Americans are right to chafe at the rise of tax-incentivized Big Philanthropy, for it has emerged over the past 100 years as a simulacrum of the medieval European spoils and patronage system that revolutionary Americans once rejected and warred against: a system where, in order to get things done, the many must petition the few—government and the aristocracy—for recognition, license, and funding.

Tax-incentivized Big Philanthropy, in other words, has reconstituted the very system that Alexis de Tocqueville once famously lauded Americans for not having in his Democracy in America. The rise of Big Philanthropy has contributed to the stagnation of voluntary associations, broad-based charitable giving, and civil society. It has helped to create a popular loss of faith in the American system, its institutions, and its leadership and managers. Big Philanthropy is fundamentally un-American.

The future of tax-incentivized Big Philanthropy in America is a story of decline at the very moment when its influence seems boundless.
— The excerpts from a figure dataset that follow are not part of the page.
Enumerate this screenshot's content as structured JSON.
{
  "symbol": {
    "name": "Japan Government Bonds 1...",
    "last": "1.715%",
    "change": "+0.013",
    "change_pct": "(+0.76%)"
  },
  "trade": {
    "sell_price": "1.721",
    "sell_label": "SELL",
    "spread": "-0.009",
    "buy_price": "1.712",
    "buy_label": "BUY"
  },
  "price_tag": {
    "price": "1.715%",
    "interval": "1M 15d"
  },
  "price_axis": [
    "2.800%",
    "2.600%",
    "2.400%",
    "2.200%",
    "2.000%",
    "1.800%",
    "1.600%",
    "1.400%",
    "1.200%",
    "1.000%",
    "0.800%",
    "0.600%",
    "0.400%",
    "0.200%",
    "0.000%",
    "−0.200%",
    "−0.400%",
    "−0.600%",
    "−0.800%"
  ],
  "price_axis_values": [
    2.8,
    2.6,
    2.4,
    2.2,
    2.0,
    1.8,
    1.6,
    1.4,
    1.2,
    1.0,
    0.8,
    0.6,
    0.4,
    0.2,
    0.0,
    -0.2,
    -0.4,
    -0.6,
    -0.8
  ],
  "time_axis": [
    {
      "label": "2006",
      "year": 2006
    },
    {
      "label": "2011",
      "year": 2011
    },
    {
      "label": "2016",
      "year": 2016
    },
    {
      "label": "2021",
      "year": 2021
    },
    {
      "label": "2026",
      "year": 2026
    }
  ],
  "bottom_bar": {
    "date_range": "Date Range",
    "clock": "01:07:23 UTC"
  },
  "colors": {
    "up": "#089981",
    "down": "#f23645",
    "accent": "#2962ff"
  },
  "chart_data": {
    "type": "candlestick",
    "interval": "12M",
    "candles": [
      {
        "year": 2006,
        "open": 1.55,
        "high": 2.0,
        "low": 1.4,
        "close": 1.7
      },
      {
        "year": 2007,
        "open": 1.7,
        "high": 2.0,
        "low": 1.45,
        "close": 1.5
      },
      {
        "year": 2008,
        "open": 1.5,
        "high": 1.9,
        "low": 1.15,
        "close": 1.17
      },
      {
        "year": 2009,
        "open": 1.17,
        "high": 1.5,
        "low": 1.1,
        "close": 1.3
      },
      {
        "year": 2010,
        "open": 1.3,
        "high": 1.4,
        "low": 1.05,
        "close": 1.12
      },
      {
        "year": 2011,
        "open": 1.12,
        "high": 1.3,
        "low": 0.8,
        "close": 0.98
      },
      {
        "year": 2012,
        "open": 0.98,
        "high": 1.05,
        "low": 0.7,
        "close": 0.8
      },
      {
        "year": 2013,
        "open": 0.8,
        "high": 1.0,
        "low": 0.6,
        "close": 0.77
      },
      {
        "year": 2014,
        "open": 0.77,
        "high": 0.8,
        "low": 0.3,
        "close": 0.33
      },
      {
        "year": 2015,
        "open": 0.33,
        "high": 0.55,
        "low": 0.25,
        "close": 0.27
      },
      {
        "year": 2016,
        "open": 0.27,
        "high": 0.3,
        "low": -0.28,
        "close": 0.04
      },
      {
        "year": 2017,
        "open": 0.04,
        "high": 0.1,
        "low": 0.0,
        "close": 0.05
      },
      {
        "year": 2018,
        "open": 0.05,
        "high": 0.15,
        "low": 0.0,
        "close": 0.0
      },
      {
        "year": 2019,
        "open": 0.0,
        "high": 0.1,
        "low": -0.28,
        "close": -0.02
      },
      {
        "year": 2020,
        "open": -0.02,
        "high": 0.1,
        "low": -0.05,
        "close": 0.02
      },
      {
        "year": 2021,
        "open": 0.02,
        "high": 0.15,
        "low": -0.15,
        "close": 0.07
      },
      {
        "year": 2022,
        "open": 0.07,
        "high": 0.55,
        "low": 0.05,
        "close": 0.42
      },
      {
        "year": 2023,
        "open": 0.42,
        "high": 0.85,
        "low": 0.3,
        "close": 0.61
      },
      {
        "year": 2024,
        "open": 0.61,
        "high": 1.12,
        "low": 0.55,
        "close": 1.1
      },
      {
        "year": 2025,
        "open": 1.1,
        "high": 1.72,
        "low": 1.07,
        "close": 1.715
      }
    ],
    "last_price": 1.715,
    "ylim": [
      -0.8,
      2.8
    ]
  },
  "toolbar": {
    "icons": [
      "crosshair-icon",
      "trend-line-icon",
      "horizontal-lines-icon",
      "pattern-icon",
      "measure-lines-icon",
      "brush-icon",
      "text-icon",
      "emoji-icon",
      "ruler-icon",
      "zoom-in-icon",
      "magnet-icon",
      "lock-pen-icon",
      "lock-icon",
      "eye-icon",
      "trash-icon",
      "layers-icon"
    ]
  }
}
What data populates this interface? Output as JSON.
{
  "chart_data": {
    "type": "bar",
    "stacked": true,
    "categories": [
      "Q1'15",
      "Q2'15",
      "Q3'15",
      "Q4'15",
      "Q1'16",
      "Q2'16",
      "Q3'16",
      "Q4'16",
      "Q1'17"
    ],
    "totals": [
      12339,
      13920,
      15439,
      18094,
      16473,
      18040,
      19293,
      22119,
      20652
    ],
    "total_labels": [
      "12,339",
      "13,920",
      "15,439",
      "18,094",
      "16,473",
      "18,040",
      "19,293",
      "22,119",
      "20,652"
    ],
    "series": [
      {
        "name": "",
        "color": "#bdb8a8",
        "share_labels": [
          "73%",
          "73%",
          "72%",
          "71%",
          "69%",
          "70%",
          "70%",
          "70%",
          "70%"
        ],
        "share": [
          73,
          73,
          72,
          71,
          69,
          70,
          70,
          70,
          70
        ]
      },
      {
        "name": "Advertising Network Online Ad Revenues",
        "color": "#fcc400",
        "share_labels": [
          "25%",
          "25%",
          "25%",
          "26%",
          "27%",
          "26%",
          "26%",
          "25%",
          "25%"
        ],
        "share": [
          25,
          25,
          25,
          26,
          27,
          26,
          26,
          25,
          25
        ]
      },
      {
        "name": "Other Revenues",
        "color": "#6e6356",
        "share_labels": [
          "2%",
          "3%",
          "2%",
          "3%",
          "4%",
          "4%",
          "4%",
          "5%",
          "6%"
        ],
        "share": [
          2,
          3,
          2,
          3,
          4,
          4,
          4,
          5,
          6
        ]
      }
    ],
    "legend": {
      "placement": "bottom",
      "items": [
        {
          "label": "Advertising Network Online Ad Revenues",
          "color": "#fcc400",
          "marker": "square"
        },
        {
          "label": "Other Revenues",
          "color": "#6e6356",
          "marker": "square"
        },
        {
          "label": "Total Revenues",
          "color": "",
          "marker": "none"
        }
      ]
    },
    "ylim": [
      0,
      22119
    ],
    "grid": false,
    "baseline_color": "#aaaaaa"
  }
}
Because conflict of interest is baked into the Internal Revenue Code’s charitable tax exemptions, the prospect for meaningful self-reform seems remote. Whenever the specter of reform materializes, like with the Arnolds’ proposal, the professional philanthropic class mobilizes, resists, and conjures hollow counter-reforms like the above-the-line charitable deduction, adopted in the 2020 CARES Act.

Following passage of the CARES Act, charitable giving in 2021 declined by 0.7% after adjusting for inflation. In a year when the S&P 500 gained 26.9% and home prices increased by 18.8%, an expanded charitable deduction had zero impact on giving. This was predictable, of course, because everybody knows that for the overwhelming majority of Americans, the charitable deduction is meaningless. An above-the-line charitable deduction is a cynical Beltway strategy to protect tax-incentivized Big Philanthropy by redirecting the reform conversation away from meaningful change. It’s a game.
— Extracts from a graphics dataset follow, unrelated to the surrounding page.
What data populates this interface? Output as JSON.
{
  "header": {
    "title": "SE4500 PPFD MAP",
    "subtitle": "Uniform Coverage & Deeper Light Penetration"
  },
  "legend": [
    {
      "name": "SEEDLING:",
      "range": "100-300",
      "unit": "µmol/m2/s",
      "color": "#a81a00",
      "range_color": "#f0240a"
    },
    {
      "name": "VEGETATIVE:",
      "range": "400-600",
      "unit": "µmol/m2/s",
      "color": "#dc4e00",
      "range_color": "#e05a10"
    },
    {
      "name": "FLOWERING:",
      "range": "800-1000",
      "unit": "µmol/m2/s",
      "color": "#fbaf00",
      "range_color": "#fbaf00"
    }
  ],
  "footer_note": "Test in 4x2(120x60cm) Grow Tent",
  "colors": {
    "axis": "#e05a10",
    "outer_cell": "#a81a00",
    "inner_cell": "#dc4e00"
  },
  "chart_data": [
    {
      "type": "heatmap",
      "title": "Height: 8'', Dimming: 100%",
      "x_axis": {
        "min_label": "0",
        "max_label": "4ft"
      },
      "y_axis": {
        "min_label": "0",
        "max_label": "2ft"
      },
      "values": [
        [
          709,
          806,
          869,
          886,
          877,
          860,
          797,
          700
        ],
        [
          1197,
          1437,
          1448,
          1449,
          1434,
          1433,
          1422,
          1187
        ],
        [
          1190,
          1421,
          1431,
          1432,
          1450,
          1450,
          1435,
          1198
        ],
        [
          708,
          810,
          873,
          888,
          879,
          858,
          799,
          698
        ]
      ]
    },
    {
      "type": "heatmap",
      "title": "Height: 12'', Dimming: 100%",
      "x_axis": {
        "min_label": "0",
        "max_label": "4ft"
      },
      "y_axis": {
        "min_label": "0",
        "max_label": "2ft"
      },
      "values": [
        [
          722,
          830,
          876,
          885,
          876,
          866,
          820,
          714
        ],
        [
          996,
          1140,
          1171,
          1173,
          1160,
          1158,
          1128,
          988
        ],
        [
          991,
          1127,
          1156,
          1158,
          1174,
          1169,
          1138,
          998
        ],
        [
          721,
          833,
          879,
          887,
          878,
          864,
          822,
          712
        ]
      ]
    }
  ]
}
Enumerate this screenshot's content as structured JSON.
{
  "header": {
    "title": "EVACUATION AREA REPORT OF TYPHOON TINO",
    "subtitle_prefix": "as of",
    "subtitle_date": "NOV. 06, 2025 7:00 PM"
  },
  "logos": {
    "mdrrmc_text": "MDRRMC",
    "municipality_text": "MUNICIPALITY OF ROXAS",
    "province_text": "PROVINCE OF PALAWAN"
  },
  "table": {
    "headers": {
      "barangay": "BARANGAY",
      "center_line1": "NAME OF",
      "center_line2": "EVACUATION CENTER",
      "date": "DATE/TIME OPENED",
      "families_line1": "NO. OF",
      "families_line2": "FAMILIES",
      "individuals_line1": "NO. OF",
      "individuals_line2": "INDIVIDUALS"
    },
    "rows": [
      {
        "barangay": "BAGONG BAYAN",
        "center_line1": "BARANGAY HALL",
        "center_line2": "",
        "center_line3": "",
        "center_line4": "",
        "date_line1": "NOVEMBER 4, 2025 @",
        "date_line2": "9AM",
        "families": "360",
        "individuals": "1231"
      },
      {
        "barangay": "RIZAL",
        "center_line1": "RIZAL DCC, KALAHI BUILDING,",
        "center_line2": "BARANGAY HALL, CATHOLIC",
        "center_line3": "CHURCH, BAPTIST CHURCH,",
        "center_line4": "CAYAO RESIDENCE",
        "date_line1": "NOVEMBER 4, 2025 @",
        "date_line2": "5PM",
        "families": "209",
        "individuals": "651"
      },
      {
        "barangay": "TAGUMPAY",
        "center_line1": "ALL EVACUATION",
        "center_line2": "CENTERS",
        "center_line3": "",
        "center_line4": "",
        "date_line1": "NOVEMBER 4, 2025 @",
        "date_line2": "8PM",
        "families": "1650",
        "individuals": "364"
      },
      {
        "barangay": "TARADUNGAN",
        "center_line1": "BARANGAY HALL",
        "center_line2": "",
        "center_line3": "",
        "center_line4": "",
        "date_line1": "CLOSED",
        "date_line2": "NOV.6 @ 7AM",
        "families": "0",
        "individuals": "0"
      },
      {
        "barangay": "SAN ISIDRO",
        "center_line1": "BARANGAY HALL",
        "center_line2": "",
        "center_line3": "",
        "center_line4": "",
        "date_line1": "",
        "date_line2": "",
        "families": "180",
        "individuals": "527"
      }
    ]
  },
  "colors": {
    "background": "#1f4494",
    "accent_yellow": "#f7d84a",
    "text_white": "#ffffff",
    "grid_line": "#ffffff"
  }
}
When the world is viewed through the inherent conflict-of-interest prism of tax-incentivized charitable giving, it’s difficult to see, much less acknowledge, that 100 years of charitable tax exemptions have arrested the development of the independent sector. It’s difficult to see that most Americans are nonplused by tax-incentivized Big Philanthropy: unmoved by encomiums to wealthy donors served up by the professional philanthropic class at awards ceremonies and in news outlets funded by tax-incentivized charitable dollars. When you’re living in the tax-incentivized charitable-giving conflict-of-interest bubble, you simply don’t see what’s apparent to most Americans: Big Philanthropy is a racket.

This is why meaningful reform of the tax-exempt sector will be driven by populists outside of Big Philanthropy instead of from conflicted parties within it. These reforms will be of the hatchet, not the scalpel variety, embodying the spirit of the Trump tax cuts, not the Arnolds’ modest proposal; and they will come from both the political right and left. Occupiers. Tea Partiers. Democratic socialists. Trumpers. 
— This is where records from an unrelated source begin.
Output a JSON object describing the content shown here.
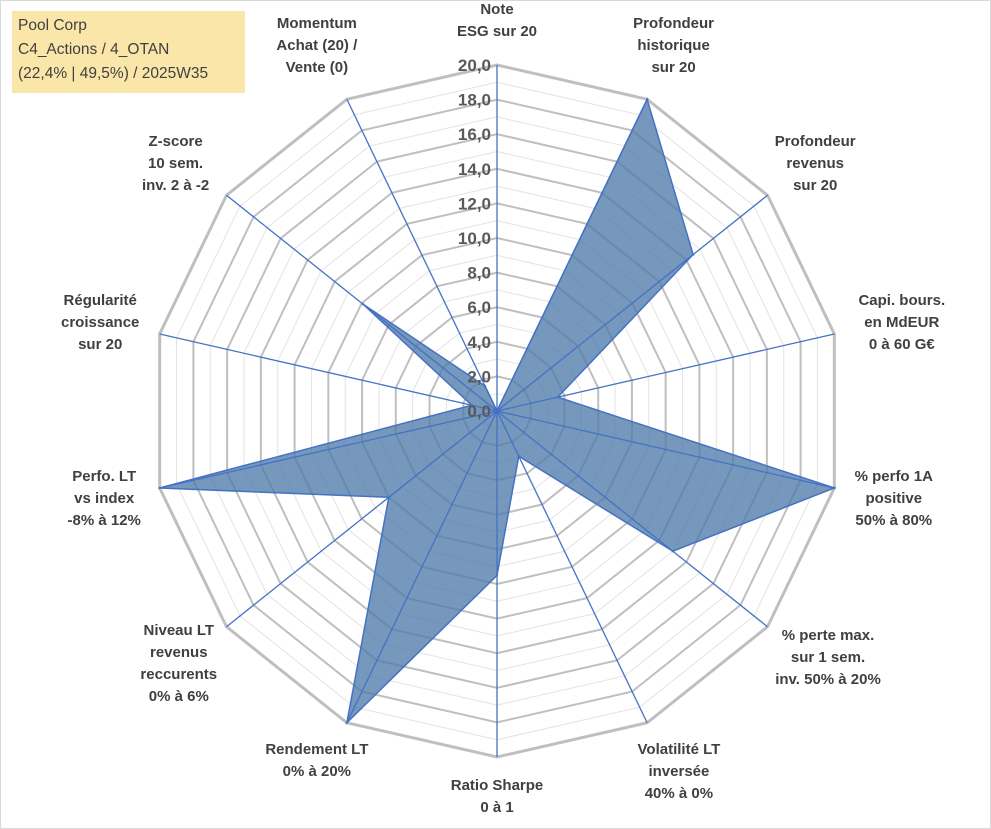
{
  "title_box": {
    "line1": "Pool Corp",
    "line2": "C4_Actions / 4_OTAN",
    "line3": "(22,4% | 49,5%) / 2025W35",
    "background": "#fbe6a9"
  },
  "chart_data": {
    "type": "radar",
    "r_min": 0,
    "r_max": 20,
    "tick_step": 2,
    "tick_labels": [
      "0,0",
      "2,0",
      "4,0",
      "6,0",
      "8,0",
      "10,0",
      "12,0",
      "14,0",
      "16,0",
      "18,0",
      "20,0"
    ],
    "grid": true,
    "fill_color": "#4f7ba9",
    "line_color": "#4472c4",
    "grid_color": "#bfbfbf",
    "axes": [
      {
        "lines": [
          "Note",
          "ESG sur 20"
        ],
        "value": 0
      },
      {
        "lines": [
          "Profondeur",
          "historique",
          "sur 20"
        ],
        "value": 20
      },
      {
        "lines": [
          "Profondeur",
          "revenus",
          "sur 20"
        ],
        "value": 14.5
      },
      {
        "lines": [
          "Capi. bours.",
          "en MdEUR",
          "0 à 60 G€"
        ],
        "value": 3.6
      },
      {
        "lines": [
          "% perfo 1A",
          "positive",
          "50% à 80%"
        ],
        "value": 20
      },
      {
        "lines": [
          "% perte max.",
          "sur 1 sem.",
          "inv. 50% à 20%"
        ],
        "value": 13
      },
      {
        "lines": [
          "Volatilité LT",
          "inversée",
          "40% à 0%"
        ],
        "value": 2.9
      },
      {
        "lines": [
          "Ratio Sharpe",
          "0 à 1"
        ],
        "value": 9.5
      },
      {
        "lines": [
          "Rendement LT",
          "0% à 20%"
        ],
        "value": 20
      },
      {
        "lines": [
          "Niveau LT",
          "revenus",
          "reccurents",
          "0% à 6%"
        ],
        "value": 8
      },
      {
        "lines": [
          "Perfo. LT",
          "vs index",
          "-8% à 12%"
        ],
        "value": 20
      },
      {
        "lines": [
          "Régularité",
          "croissance",
          "sur 20"
        ],
        "value": 1.5
      },
      {
        "lines": [
          "Z-score",
          "10 sem.",
          "inv. 2 à -2"
        ],
        "value": 9.9
      },
      {
        "lines": [
          "Momentum",
          "Achat (20) /",
          "Vente (0)"
        ],
        "value": 1.6
      }
    ]
  }
}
Policymakers and the professional philanthropic class should stop playing cat-and-mouse Beltway games that never address the inherent conflict of interest baked into tax-incentivized Big Philanthropy. Instead, policymakers should embark on a bold new project: remove the conflict of interest inherent in tax-incentivized Big Philanthropy by ending charitable tax exemptions of every kind. Under this regime, wealthy Americans can emulate the giving habits of the 90% of Americans whose charitable giving is made with after-tax dollars. Removing the charitable-exemption lid will inaugurate a new era of greater giving, and the independent sector can finally live up to its name.